Ex-Iranian president asks Obama for $2B in frozen funds

Former Iranian President Mahmoud Ahmadinejad is asking President Obama to release nearly $2 billion in Iranian assets frozen in a New York bank account.

Ahmadinejad, who left office in 2013 but may be eyeing a new run for president next year, told Obama in a letter that the “property seizure” is “counter to all international legal principles and rules.” Continuing to withhold the money, Ahmadinejad added, could further deepen the “historical distrust” between the two nations.

“Your campaign slogan was ‘change,’” Ahmadinejad wrote to Obama in the letter, published on Monday by the private Tasnim News Agency. However “the same hostile policies along with the same trend of enmity were pursued,” he warned.

“I passionately advise you not to let the historical defamation and bitter incident be recorded under your name.”

The frozen assets have been a continued point of friction between Washington and Tehran for years, and the letter from Ahmadinejad could stir up new anxieties about the blocked money just as public attention is returning to the U.S.-Iranian relationship. The White House has been on defense in recent days, following the revelation that it secretly sent $400 million in cash to Iran to resolve a decades-old financial dispute.
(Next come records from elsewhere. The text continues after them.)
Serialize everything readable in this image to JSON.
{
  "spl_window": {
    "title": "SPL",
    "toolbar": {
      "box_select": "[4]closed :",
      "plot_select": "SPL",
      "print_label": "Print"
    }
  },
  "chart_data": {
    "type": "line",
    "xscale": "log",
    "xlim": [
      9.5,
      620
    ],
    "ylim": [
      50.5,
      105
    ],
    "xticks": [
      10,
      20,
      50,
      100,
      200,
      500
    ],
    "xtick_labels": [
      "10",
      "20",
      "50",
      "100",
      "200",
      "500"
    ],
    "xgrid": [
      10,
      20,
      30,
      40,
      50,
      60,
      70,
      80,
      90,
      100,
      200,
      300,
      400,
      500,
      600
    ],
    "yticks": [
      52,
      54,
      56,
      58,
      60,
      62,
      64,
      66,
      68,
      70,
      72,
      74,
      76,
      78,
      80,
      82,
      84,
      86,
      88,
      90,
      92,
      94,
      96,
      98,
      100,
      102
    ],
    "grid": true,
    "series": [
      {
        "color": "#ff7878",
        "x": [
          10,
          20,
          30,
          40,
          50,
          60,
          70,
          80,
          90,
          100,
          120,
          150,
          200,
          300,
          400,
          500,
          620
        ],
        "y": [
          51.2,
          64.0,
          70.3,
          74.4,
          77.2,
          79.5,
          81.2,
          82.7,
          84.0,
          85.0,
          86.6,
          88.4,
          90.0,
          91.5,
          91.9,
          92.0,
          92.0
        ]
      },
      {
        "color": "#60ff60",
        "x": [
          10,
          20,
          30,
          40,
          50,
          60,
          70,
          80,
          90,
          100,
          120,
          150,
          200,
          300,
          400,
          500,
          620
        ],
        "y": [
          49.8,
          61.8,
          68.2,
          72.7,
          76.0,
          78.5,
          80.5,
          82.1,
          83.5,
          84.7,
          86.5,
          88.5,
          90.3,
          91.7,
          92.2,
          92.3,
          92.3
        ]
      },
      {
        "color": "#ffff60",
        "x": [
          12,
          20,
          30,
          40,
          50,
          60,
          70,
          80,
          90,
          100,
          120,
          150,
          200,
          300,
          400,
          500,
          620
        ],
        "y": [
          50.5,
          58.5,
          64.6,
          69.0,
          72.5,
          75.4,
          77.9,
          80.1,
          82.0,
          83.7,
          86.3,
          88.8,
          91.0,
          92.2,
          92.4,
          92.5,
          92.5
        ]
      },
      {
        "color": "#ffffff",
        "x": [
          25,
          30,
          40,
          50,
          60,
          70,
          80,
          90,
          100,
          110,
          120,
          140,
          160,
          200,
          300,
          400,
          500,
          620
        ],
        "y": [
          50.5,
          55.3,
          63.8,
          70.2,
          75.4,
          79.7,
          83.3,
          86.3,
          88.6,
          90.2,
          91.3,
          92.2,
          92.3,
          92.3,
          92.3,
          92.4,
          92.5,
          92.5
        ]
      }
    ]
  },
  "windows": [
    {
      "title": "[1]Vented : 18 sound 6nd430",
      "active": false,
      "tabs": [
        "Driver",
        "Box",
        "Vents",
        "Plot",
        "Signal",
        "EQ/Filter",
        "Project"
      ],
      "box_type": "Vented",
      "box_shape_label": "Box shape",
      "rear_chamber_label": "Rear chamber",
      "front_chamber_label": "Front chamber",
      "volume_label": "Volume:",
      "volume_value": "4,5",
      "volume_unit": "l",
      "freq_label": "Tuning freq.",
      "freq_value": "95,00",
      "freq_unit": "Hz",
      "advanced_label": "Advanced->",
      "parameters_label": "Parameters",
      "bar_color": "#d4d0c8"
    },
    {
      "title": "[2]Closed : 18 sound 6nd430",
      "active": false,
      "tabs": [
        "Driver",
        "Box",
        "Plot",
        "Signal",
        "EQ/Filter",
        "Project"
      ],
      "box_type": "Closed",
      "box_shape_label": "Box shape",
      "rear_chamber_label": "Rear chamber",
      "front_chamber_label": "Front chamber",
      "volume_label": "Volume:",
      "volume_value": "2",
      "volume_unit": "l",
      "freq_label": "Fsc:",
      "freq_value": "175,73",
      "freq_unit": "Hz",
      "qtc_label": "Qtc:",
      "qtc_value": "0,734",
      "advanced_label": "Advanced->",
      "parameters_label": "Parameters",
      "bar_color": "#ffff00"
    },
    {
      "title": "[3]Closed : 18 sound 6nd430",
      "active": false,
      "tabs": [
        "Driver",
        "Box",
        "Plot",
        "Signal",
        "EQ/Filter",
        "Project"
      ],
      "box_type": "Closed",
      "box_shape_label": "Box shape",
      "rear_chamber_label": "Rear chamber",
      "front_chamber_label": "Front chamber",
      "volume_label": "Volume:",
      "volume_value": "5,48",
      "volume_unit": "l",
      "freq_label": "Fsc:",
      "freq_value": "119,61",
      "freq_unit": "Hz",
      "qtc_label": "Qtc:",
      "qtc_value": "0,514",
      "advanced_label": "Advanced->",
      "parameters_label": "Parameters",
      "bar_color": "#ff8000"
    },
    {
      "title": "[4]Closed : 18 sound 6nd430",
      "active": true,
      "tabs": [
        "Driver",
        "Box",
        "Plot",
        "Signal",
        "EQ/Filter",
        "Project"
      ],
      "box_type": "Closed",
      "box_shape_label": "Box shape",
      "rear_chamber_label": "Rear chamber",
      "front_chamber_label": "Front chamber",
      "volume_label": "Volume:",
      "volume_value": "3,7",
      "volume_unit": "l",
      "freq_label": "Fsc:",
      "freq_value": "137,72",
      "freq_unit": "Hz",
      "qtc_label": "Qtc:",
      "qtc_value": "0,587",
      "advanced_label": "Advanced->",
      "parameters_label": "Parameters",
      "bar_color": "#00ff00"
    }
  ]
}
Over the weekend, Iran announced that it had executed a nuclear scientist who had provided information to the U.S.

Earlier this year, the Supreme Court ruled 6-2 that the $1.75 billion worth of assets held by the U.S. could be distributed to more than 1,000 victims of terrorism sponsored by Iran, including the 1983 bombing of a Marine barracks in Beirut and the 1996 attacks on Saudi Arabia’s Khobar Towers. Congress had directly intervened in the case to shuttle the money to the victims, and the Obama administration had also advocated for the ruling.
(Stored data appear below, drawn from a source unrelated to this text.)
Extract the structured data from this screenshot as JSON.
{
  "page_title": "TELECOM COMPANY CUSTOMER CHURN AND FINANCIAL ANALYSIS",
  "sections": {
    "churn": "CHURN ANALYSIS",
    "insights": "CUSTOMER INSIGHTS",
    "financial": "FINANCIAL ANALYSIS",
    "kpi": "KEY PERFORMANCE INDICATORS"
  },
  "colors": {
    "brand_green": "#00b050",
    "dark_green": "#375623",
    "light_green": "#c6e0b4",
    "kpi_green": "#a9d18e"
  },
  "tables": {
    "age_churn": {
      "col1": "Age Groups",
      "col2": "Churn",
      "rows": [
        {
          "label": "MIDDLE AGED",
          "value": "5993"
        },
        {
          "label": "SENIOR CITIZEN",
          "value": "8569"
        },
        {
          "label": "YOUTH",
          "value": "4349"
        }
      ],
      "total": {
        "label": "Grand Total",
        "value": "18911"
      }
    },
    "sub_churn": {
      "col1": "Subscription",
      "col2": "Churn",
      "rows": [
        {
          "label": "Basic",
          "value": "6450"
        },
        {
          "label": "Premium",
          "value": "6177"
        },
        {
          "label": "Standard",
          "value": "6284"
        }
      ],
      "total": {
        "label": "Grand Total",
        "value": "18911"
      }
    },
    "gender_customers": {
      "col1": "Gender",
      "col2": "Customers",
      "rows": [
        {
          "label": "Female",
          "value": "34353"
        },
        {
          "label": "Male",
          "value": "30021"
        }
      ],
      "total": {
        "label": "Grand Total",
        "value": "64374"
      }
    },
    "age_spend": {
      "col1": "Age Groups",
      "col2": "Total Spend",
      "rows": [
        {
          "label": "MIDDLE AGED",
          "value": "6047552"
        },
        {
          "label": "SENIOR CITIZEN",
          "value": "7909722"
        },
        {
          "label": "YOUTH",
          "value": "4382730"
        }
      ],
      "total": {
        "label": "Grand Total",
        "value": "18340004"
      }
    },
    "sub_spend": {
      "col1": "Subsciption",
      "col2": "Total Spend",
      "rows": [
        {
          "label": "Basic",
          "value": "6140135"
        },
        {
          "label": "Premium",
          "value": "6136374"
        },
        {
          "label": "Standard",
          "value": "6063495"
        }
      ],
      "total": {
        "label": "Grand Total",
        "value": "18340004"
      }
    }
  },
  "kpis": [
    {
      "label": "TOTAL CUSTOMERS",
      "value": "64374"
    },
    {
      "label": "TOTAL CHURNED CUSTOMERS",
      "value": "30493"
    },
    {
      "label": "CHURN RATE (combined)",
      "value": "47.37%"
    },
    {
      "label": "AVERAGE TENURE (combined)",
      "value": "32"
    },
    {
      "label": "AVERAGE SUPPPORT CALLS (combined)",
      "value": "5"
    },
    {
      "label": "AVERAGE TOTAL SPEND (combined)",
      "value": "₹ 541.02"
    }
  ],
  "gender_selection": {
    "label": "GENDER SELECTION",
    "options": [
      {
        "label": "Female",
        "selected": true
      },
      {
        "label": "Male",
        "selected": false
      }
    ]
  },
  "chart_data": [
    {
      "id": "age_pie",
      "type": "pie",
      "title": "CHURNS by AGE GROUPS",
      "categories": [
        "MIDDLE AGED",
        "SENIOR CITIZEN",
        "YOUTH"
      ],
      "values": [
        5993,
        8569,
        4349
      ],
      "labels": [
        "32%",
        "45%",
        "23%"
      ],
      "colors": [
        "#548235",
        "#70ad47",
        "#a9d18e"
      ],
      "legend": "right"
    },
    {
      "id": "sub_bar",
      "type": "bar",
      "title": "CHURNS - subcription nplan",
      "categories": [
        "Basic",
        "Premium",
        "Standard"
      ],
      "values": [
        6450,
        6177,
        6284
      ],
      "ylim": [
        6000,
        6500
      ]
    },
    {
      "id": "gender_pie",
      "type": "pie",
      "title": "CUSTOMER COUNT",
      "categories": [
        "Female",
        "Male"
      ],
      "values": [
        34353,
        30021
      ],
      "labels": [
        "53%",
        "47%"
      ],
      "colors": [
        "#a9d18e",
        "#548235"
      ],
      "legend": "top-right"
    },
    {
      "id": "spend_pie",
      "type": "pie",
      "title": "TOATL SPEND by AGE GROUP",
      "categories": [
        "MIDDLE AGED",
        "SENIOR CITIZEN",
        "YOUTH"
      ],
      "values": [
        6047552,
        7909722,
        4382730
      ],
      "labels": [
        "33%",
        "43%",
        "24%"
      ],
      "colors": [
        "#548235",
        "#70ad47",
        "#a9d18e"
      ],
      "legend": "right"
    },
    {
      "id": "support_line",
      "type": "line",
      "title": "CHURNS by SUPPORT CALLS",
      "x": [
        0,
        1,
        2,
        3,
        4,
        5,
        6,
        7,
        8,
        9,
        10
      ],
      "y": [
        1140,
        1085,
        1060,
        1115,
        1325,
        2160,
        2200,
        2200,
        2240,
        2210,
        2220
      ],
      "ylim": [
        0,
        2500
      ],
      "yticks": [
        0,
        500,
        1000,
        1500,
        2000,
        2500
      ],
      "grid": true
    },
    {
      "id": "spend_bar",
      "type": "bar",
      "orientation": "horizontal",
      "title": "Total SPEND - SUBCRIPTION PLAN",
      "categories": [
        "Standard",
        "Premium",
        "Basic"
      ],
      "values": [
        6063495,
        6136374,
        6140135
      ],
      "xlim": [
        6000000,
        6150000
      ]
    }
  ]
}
Iran is appealing the case at the International Court of Justice.

Both the State Department and the White House declined to immediately comment on the letter.

Ahmadinejad, a hard-liner in Iran’s political system, served as its president from 2005 to 2013, during which the chasm deepened between the U.S. and Iran.

The relationship between the two powers has thawed somewhat in recent years, following the election of President Hassan Rouhani and the completion last year of the international nuclear deal. However, the countries remain at odds on many issues, and Iranian leaders have expressed frustration with the outcome of the nuclear pact, which is under strain in the U.S.

Rouhani is expected to run for a second term next year, but he may meet opposition from Ahmadinejad and others who question the deal’s impact.